Orleans architecture design principles
Orleans is an open-source project, and it's important to be clear about the goals and principles. These goals and principles have motivated the design decisions behind Orleans so that new changes either fit within that framework or explicitly and intentionally revise those goals and principles.
The goal for the Orleans project was to produce a framework that would allow mainstream developers to easily build scalable distributed (cloud) applications. To break this down a bit:
The target audience shouldn't exclude programmers who haven't done distributed systems development. We want to enable all developers, whether cloud experts or cloud beginners, to focus on their application logic and features—which is to say, what provides business value—rather than on generic distributed systems issues.
The goal is to allow mainstream developers to build cloud applications easily. Easily means that they shouldn't have to think about distribution any more than is required. Easily also means that Orleans should present as familiar a facade to the developer as possible; in a .NET context, that means C# objects and interfaces.
Those applications should be scalable by default. Since the target users aren't necessarily distributed systems experts, we want to provide them with a framework that leads them to build scalable applications without explicitly thinking about it. This means that the framework has to make a lot of decisions for them to guarantee an acceptable degree of scalability, even if that means that the scalability isn't optimal for every application.

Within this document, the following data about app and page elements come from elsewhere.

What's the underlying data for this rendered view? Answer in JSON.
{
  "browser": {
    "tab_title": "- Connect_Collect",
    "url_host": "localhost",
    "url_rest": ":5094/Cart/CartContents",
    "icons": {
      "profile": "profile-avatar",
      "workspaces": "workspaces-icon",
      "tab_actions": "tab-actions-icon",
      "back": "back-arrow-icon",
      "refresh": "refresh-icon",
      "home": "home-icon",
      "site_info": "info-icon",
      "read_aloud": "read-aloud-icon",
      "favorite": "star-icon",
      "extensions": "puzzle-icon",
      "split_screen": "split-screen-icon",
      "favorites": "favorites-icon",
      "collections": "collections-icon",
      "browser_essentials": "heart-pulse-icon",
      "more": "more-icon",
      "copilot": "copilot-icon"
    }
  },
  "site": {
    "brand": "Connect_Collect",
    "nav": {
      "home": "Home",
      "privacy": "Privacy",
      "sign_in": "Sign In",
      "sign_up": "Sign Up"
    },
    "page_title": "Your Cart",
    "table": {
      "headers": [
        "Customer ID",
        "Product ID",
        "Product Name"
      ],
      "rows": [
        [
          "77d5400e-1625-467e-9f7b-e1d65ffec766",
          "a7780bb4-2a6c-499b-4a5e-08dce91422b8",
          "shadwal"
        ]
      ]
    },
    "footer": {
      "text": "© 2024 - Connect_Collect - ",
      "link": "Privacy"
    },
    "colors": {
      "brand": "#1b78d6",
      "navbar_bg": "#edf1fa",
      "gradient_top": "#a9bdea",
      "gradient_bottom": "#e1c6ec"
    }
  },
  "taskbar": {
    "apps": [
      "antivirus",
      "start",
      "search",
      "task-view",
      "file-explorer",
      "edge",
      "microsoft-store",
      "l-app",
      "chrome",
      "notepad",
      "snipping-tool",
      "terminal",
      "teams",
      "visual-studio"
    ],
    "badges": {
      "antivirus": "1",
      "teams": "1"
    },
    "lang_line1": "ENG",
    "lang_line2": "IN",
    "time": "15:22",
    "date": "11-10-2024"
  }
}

We supplemented this goal with a set of architectural principles:
We're focused on the 80% case. There are certain applications that Orleans isn't appropriate for; that's OK. There are applications that Orleans is a reasonable fit for, but where you can get somewhat better performance by a bunch of hand-tuning that Orleans doesn't allow; that's OK too. The 80% that Orleans fits well and performs well enough on covers a lot of interesting applications, and we'd rather do a great job on 80% than a lousy job on 99%.
Scalability is paramount. We'll trade off raw performance if that gets us better scaling.
Availability is paramount. A cloud application should be like a utility: always there when you want it.
Detect and fix problems, don't assume you can 100% prevent them. At cloud scale, bad things happen often, and even impossible bad things happen, just less often. This has led us to what is often termed "recovery-oriented computing", rather than trying to be fault-tolerant. Experience has shown that fault tolerance is fragile and often illusory. Even mathematically proven protocols don't protect against random bit flips in memory or disk controllers that fail while reporting success—both examples that have occurred in the real world.
The previous principles have led us to certain practices:
API-first design: if we don't know how we're going to expose a feature to the developer, then we don't build it. Of course, the best way is for a feature to have no developer exposure at all.
Make it easy to do the right thing: keep things as simple as possible (but no simpler), don't provide a hammer if a screwdriver is the right tool. As one of our early adopters put it, we try to help our customers "fall into the pit of success". If there is a standard pattern that will work well for 80% of the applications out there, then don't worry about enabling every possible alternative. Orleans' embrace of asynchrony is a good example of this.
Make it easy for developers to extend the framework without breaking it. Custom serialization and persistence providers are a couple of examples of this. A custom task scheduling extension would be an anti-example.
Follow the principle of least surprise: as much as possible, things should be as familiar, but everything should behave the way it looks.